More than half a million strokes can be prevented. Understanding what you can do to reduce your risk can decrease your chances of having a stroke. Anyone can have a stroke. Certain risk factors increase your chance of having a stroke. Some of these risk factors are beyond your control such as being over age 55, being male, being African American or Hispanic, or having a past family history of stroke. Other risk factors are controllable such as not exercising, having an irregular heartbeat, poor control of diabetes or hypertension, being over-weight, smoking, or having high cholesterol.
The American College of Emergency Physicians, the American Academy of Neurology, and the American Heart Association/American Stroke Association have developed a stroke collaborative known as Give Me 5. This is an effort to increase awareness among Americans of stroke symptoms.
Give Me 5 is a quick stroke check:
- Walk: Is their balance off?
- Talk: Is their speech slurred or face droopy?
- Reach: Is one side weak or numb?
- See: Is their vision all or partly lost?
- Feel: Is their headache severe?
If the answer is yes to any of the items on this checklist, you should call 9-1-1 and get to the emergency department.

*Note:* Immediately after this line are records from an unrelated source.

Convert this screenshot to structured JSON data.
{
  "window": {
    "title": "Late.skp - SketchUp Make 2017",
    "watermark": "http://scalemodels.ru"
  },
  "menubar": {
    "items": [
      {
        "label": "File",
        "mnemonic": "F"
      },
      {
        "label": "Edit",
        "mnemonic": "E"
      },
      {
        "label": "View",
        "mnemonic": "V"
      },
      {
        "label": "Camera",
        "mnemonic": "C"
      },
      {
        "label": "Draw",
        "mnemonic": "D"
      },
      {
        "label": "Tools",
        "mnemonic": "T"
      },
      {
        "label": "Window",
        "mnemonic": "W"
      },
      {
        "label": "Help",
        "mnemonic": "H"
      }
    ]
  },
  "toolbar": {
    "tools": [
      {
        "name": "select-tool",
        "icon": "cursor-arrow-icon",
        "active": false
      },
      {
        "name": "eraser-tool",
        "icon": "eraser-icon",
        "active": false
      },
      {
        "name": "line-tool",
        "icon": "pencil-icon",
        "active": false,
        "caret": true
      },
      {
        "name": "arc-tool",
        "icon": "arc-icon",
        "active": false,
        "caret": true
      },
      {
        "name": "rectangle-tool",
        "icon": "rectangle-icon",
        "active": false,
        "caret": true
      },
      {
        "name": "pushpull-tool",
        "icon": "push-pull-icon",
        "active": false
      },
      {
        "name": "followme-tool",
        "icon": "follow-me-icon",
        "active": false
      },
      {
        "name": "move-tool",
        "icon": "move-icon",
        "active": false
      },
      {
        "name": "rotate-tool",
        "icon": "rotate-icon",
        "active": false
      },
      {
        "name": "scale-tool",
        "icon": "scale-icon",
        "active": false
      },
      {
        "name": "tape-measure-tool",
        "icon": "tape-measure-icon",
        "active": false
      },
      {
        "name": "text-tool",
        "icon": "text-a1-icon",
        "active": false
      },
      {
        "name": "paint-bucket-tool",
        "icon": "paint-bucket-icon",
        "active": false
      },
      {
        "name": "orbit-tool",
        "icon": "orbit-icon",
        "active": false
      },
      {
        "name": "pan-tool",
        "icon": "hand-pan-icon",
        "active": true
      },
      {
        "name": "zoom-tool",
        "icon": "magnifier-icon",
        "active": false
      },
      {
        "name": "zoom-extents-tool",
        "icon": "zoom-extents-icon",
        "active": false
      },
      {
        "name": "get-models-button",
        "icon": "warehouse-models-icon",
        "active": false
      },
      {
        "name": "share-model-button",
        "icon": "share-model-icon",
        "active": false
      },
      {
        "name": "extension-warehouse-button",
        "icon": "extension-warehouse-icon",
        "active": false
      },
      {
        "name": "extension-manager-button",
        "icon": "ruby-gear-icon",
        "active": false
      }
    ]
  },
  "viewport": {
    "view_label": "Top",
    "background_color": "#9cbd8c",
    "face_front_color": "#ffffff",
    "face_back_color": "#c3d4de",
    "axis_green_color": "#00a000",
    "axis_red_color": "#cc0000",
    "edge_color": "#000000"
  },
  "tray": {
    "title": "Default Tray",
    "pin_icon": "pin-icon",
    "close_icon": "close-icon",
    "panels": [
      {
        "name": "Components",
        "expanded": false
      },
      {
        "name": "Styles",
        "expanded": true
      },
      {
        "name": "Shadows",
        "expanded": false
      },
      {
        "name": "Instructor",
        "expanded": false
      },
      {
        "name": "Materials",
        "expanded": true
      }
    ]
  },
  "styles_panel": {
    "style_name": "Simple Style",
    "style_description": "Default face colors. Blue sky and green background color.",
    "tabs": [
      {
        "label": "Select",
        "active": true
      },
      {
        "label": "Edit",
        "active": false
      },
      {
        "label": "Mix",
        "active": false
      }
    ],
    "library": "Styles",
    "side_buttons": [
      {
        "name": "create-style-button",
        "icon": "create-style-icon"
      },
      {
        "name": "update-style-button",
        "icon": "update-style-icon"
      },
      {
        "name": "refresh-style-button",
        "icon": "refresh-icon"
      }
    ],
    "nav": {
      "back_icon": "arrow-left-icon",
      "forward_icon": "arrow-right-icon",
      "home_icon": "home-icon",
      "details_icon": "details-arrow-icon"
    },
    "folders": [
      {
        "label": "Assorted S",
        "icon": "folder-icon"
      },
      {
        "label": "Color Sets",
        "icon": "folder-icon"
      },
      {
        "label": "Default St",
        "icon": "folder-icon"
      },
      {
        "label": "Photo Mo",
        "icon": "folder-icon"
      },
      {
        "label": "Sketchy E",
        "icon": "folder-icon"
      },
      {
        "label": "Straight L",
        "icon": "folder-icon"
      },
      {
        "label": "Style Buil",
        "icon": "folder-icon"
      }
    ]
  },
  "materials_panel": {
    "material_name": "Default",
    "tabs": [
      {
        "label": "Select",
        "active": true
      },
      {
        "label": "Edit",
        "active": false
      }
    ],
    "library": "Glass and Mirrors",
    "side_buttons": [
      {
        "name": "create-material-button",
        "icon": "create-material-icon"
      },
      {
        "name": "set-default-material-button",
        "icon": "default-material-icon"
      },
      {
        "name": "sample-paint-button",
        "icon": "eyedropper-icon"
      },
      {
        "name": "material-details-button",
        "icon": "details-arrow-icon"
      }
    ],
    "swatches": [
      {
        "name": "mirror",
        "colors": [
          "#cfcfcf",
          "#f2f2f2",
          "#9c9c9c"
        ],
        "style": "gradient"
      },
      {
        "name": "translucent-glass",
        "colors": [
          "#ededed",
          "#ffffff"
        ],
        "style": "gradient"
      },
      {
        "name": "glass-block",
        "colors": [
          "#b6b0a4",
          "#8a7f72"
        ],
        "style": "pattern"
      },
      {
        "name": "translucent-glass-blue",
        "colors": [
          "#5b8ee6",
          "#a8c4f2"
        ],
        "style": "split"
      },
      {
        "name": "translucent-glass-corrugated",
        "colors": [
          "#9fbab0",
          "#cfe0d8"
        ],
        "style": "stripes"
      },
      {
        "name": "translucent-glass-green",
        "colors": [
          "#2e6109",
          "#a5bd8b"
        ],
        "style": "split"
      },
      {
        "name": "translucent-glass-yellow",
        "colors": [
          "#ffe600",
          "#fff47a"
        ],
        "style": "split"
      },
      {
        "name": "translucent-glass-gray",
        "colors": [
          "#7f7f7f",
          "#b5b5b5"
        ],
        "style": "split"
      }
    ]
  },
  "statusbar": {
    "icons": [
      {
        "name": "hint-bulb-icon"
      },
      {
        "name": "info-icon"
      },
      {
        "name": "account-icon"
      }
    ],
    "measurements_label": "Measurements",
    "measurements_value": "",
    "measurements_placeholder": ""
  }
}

The week of May 18-24th marks the 35th annual National Emergency Medical Services Week. This is an opportunity for local communities and prehospital providers to join together to promote safety and prevention as well as honor the dedication of those who provide state-of-the-art emergency care to you and your loved ones. The theme of this years celebration is EMS: Your Life is Our Mission.
The weeklong series of events will include national and local activities to recognize the emergency medical services teams who are ready to provide lifesaving care to those in need 24 hours a day, seven days a week. The emergency services system consists of emergency physicians, emergency nurses, paramedics, emergency medical technicians, and first responders. The members of emergency medical services teams, whether career or volunteer, engage in thousands of hours of specialized training and continuing education to enhance their lifesaving skills.
Take this opportunity to honor and thank the emergency medical services teams of your community who are available every hour of everyday when you or a loved one may need them. On behalf of Mount Nittany Medical Center, I would like to extend best wishes to our local emergency medical services providers.
Kasandra Botti, DO, FACEP, is the medical director of the prehospital services department at Mount Nittany Medical Center and a physician in the emergency department.